ANALYSE

Le Monde Arabe face à l’épidémie du Covid-19

Débutée le 16 novembre 2019 à Wuhan en Chine, l’épidémie du Covid 19 a depuis contaminé la planète entière. Cependant, le Monde Arabe a été dans un premier temps plutôt épargné par l’épidémie, grâce notamment à une population jeune et des mesures sanitaires rapidement mises en place. Dans un monde mondialisé comme le nôtre, l’épidémie du Covid 19 est rapidement passée d’une affaire locale à un problème mondial. Dès le 30 janvier, l’OMS la déclare urgence de santé publique de portée internationale (USPPI), avant de la requalifier en pandémie le 11 mars 2020.

Conséquences de l’épidémie du Covid-19

Les conséquences de l’épidémie sont nombreuses. Sur le plan sanitaire au-delà de la surmortalité, le Covid-19 a montré la dépendance de nombreux États aux productions de matériaux médicaux comme les masques venant d’Asie, et plus particulièrement de la Chine. L’augmentation exponentielle de la demande mondiale, ainsi que les achats excessifs dû à la panique ont aboutis à de nombreuses pénuries à la fois de produits sanitaires, mais également de produits de premières nécessitées. Par ailleurs, la demande croissante et urgente en équipements médicaux a conduit à la multiplication de vols et de fraudes, provoquant notamment une hausse exponentielle des prix. Sur le plan économique, les nombreuses mesures de confinements et le ralentissement voire l’arrêt du trafic mondial ont eu pour conséquences la fermeture des commerces dits « non-essentiel » et de nombreux retards de production, endettant ainsi un grand nombre d’entreprises. Cela a entrainé des licenciements massifs. En outre, selon une étude conjointe de l’UNICEF et de L’Organisation Internationale du Travail (OIT), La pandémie va inévitablement accentuer la pauvreté, et risque d’augmenter de 40 à 60 millions le nombre de personnes vivant dans l’extrême pauvreté[1].

L’épidémie dans le Monde Arabe

Dans le Monde Arabe, les pays ont réagi rapidement en prenant des mesures strictes limitant dans un premier temps la propagation du virus. Cependant, ces mesures rigoureuses comme par exemple la mise en place de mesures de confinements, ont eu pour conséquence l’augmentation des problèmes socio-économiques, parfois déjà important dans les pays fragiles et en situation de conflit.

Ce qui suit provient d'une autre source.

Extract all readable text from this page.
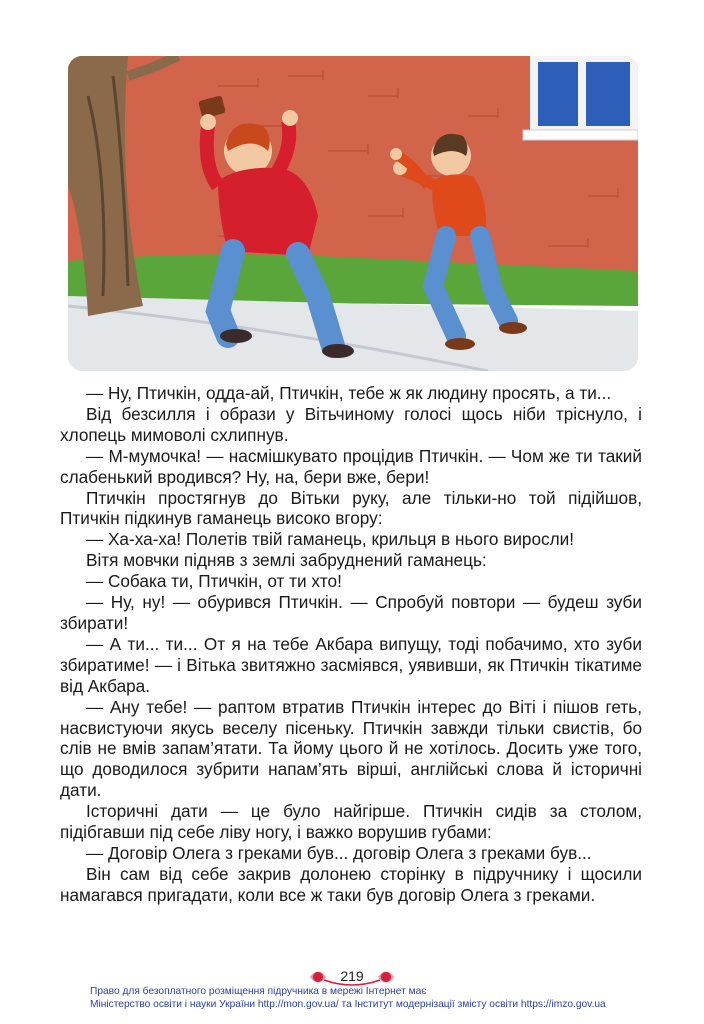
— Ну, Птичкін, одда-ай, Птичкін, тебе ж як людину просять, а ти...

Від безсилля і образи у Вітьчиному голосі щось ніби тріснуло, і хлопець мимоволі схлипнув.

— М-мумочка! — насмішкувато процідив Птичкін. — Чом же ти такий слабенький вродився? Ну, на, бери вже, бери!

Птичкін простягнув до Вітьки руку, але тільки-но той підійшов, Птичкін підкинув гаманець високо вгору:

— Ха-ха-ха! Полетів твій гаманець, крильця в нього виросли!

Вітя мовчки підняв з землі забруднений гаманець:

— Собака ти, Птичкін, от ти хто!

— Ну, ну! — обурився Птичкін. — Спробуй повтори — будеш зуби збирати!

— А ти... ти... От я на тебе Акбара випущу, тоді побачимо, хто зуби збиратиме! — і Вітька звитяжно засміявся, уявивши, як Птичкін тікатиме від Акбара.

— Ану тебе! — раптом втратив Птичкін інтерес до Віті і пішов геть, насвистуючи якусь веселу пісеньку. Птичкін завжди тільки свистів, бо слів не вмів запам’ятати. Та йому цього й не хотілось. Досить уже того, що доводилося зубрити напам’ять вірші, англійські слова й історичні дати.

Історичні дати — це було найгірше. Птичкін сидів за столом, підібгавши під себе ліву ногу, і важко ворушив губами:

— Договір Олега з греками був... договір Олега з греками був...

Він сам від себе закрив долонею сторінку в підручнику і щосили намагався пригадати, коли все ж таки був договір Олега з греками.

219
Право для безоплатного розміщення підручника в мережі Інтернет має
Міністерство освіти і науки України http://mon.gov.ua/ та Інститут модернізації змісту освіти https://imzo.gov.ua
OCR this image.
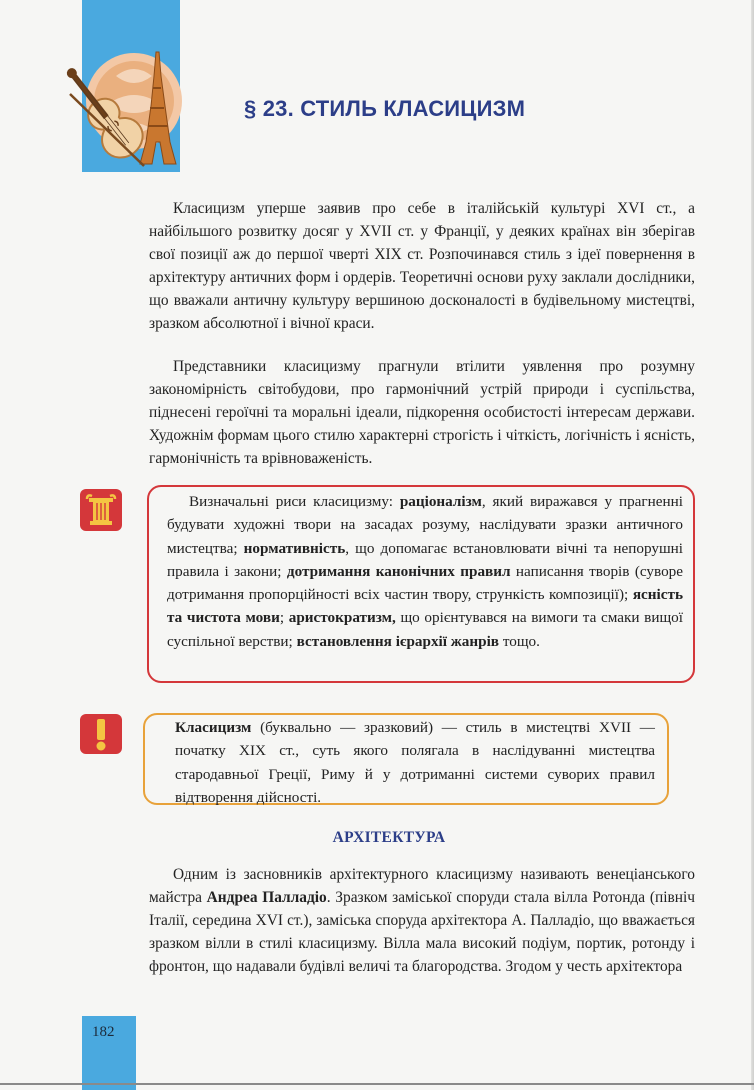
§ 23. СТИЛЬ КЛАСИЦИЗМ

Класицизм уперше заявив про себе в італійській культурі XVI ст., а найбільшого розвитку досяг у XVII ст. у Франції, у деяких країнах він зберігав свої позиції аж до першої чверті XIX ст. Розпочинався стиль з ідеї повернення в архітектуру античних форм і ордерів. Теоретичні основи руху заклали дослідники, що вважали античну культуру вершиною досконалості в будівельному мистецтві, зразком абсолютної і вічної краси.

Представники класицизму прагнули втілити уявлення про розумну закономірність світобудови, про гармонічний устрій природи і суспільства, піднесені героїчні та моральні ідеали, підкорення особистості інтересам держави. Художнім формам цього стилю характерні строгість і чіткість, логічність і ясність, гармонічність та врівноваженість.

Визначальні риси класицизму: раціоналізм, який виражався у прагненні будувати художні твори на засадах розуму, наслідувати зразки античного мистецтва; нормативність, що допомагає встановлювати вічні та непорушні правила і закони; дотримання канонічних правил написання творів (суворе дотримання пропорційності всіх частин твору, стрункість композиції); ясність та чистота мови; аристократизм, що орієнтувався на вимоги та смаки вищої суспільної верстви; встановлення ієрархії жанрів тощо.

Класицизм (буквально — зразковий) — стиль в мистецтві XVII — початку XIX ст., суть якого полягала в наслідуванні мистецтва стародавньої Греції, Риму й у дотриманні системи суворих правил відтворення дійсності.

АРХІТЕКТУРА

Одним із засновників архітектурного класицизму називають венеціанського майстра Андреа Палладіо. Зразком заміської споруди стала вілла Ротонда (північ Італії, середина XVI ст.), заміська споруда архітектора А. Палладіо, що вважається зразком вілли в стилі класицизму. Вілла мала високий подіум, портик, ротонду і фронтон, що надавали будівлі величі та благородства. Згодом у честь архітектора

182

Précisons en outre, que selon la banque mondiale, les États arabes comportaient en 2019 entre 9 et 26% de chômage (hors pays du Golfe). De plus, l’économie informelle concerne 40% de la population active, qui a fortement été impactée par les mesures de confinements[2]. Dans les pays les plus faibles comme le Yémen ou la Syrie, ainsi que le Soudan et le Liban, la situation sanitaire a aggravé la montée des prix et la dépréciation de la monnaie locale, entrainant ainsi une baisse particulièrement importante du pouvoir d’achat. La situation économique est également difficile pour les pays producteurs de pétrole, particulièrement pour l’Algérie, la Libye et l’Irak, car la crise sanitaire a entrainé une baisse de la demande mondiale du pétrole, et donc une baisse des prix, pour des pays majoritairement dépendants de cette ressource. Ainsi, de manière générale la baisse des revenus et de l’épargne ainsi que le manque de capacité des gouvernements pour répondre à la persistance de l’épidémie, risque d’impacter sur le long terme les conditions de vie de la population au sein du Monde Arabe. Enfin, la situation, est encore plus difficile pour les personnes vivant dans les camps de réfugiés notamment au Liban mais également pour les travailleurs migrants notamment d’Afrique subsaharienne qui sont le plus souvent dans l’incapacité de financer une dépense journalière de produits sanitaires (masques et gel hydroalcoolique) et qui vivent généralement dans des zones surpeuplées, favorisant ainsi la propagation du virus.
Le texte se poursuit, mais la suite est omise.